Show me a sign
If anyone is curious why people might not like the city of Medford, Monday’s planning commission gives an easy answer.
Among the issues on the agenda was a discussion regarding temporary yard signs.
The city, like many other communities, has rules about signs. The rules, which are primarily targeted toward commercial signs, regulate things like size and location. For the most part these make sense. A giant billboard-sized sign would be out of place on a residential cul de sac, likewise an itty bitty sign would be silly on a building the size of a supermarket.
Zoning codes serve a purpose in hopefully reducing the friction between individuals in a community. While they make little sense in places where your nearest neighbor is a mile or two away, in more densely settled areas, where when you sneeze and your next door neighbor calls to tell you gesundheit, they are more important.
That said, they must still be firmly grounded in common sense.
Things become problematic when in the desire to follow the rules people forget to apply common sense.
This brings us to Monday’s planning commission meeting and city planner Bob Christensen’s declaration of war against Abiding Care Pregnancy Resource Center over small plastic yard signs.
Declaration of war is perhaps overly dramatic, but only slightly so. You see, the city code doesn’t specifically allow signs like the one showing support for, or listing the services of the private agency that provides support and options to those seeking help with unplanned pregnancies.
In the black and white world of zoning enforcement, if things are not specifically allowed, then they are viewed as prohibited unless the agency jumps through hoops and pays $150 per sign for conditional use permits.

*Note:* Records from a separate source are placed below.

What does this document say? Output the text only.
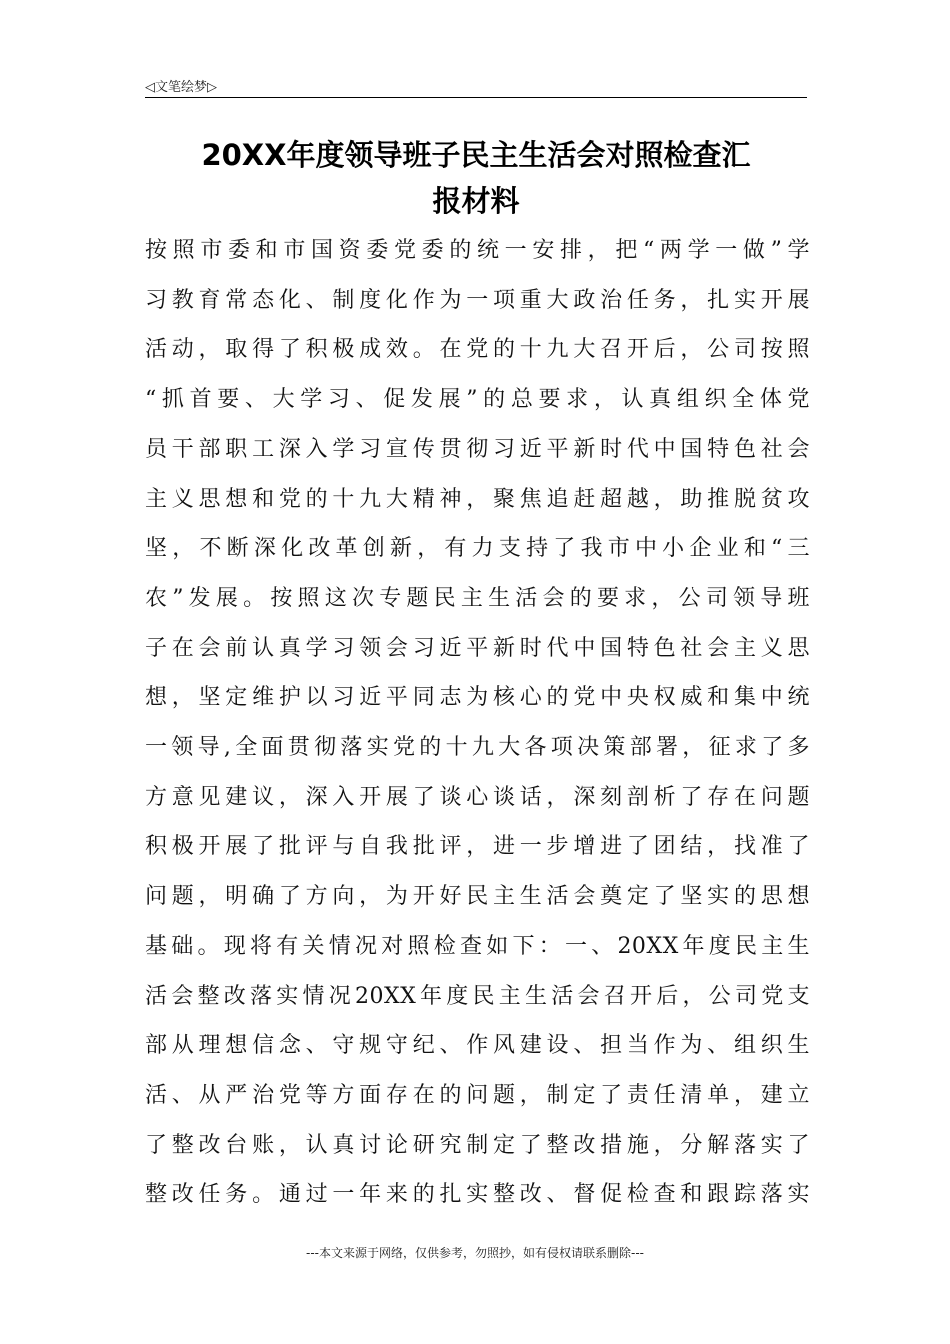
◁文笔绘梦▷
20XX年度领导班子民主生活会对照检查汇
报材料
按照市委和市国资委党委的统一安排，把“两学一做”学
习教育常态化、制度化作为一项重大政治任务，扎实开展
活动，取得了积极成效。在党的十九大召开后，公司按照
“抓首要、大学习、促发展”的总要求，认真组织全体党
员干部职工深入学习宣传贯彻习近平新时代中国特色社会
主义思想和党的十九大精神，聚焦追赶超越，助推脱贫攻
坚，不断深化改革创新，有力支持了我市中小企业和“三
农”发展。按照这次专题民主生活会的要求，公司领导班
子在会前认真学习领会习近平新时代中国特色社会主义思
想，坚定维护以习近平同志为核心的党中央权威和集中统
一领导,全面贯彻落实党的十九大各项决策部署，征求了多
方意见建议，深入开展了谈心谈话，深刻剖析了存在问题
积极开展了批评与自我批评，进一步增进了团结，找准了
问题，明确了方向，为开好民主生活会奠定了坚实的思想
基础。现将有关情况对照检查如下：一、20XX年度民主生
活会整改落实情况20XX年度民主生活会召开后，公司党支
部从理想信念、守规守纪、作风建设、担当作为、组织生
活、从严治党等方面存在的问题，制定了责任清单，建立
了整改台账，认真讨论研究制定了整改措施，分解落实了
整改任务。通过一年来的扎实整改、督促检查和跟踪落实
---本文来源于网络，仅供参考，勿照抄，如有侵权请联系删除---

It is easy to understand how the supporters of a nonprofit agency might feel defensive and aggressive toward the code enforcer.
In that situation, I likely would end up in trouble by telling the city precisely where they can plant their sign rules.
The black and white rule following way of thinking doesn’t sit well with those of us who stayed awake during civics class, and remember their Bill of Rights, and specifically the 10th amendment which, to simplify, says that people have the power unless they give it to the government.
It is not government’s role to tell me what I can do, but to rather say what can’t be done to protect the health, property or general welfare of society.
Into this a lone city employee has decided to draw a line in the sand telling groups that they need to go through a costly permitting process to have temporary yard signs.
This is nonsense. If the city needs to establish a rule for governing temporary signs, an easy place to start would be to allow all non-commercial signs provided they are maintained and do not become an eyesore. Guidelines could be developed asking that signs promoting community events should likewise be allowed to be placed 30 days ahead of the event and removed within a week of the event unless there are extenuating circumstances, such as the sudden arrival of two feet of snow.
On the commercial side, it is reasonable to allow contractor-related temporary yard signs to be in place through a project and for a few weeks after. As someone who might be in the market to have my roof replaced, it is nice to be able to see the work done by a contractor to decide if I should hire them. While commercially produced yard signs come in fairly standard sizes, the codes could easily be amended to include these.
This is not rocket science, nor is it necessary to get too deep in the weeds. When there are issues they should be resolved with common sense and understanding rather than with a declaration of war, intentional or not.
Brian Wilson is News Editor at The Star News.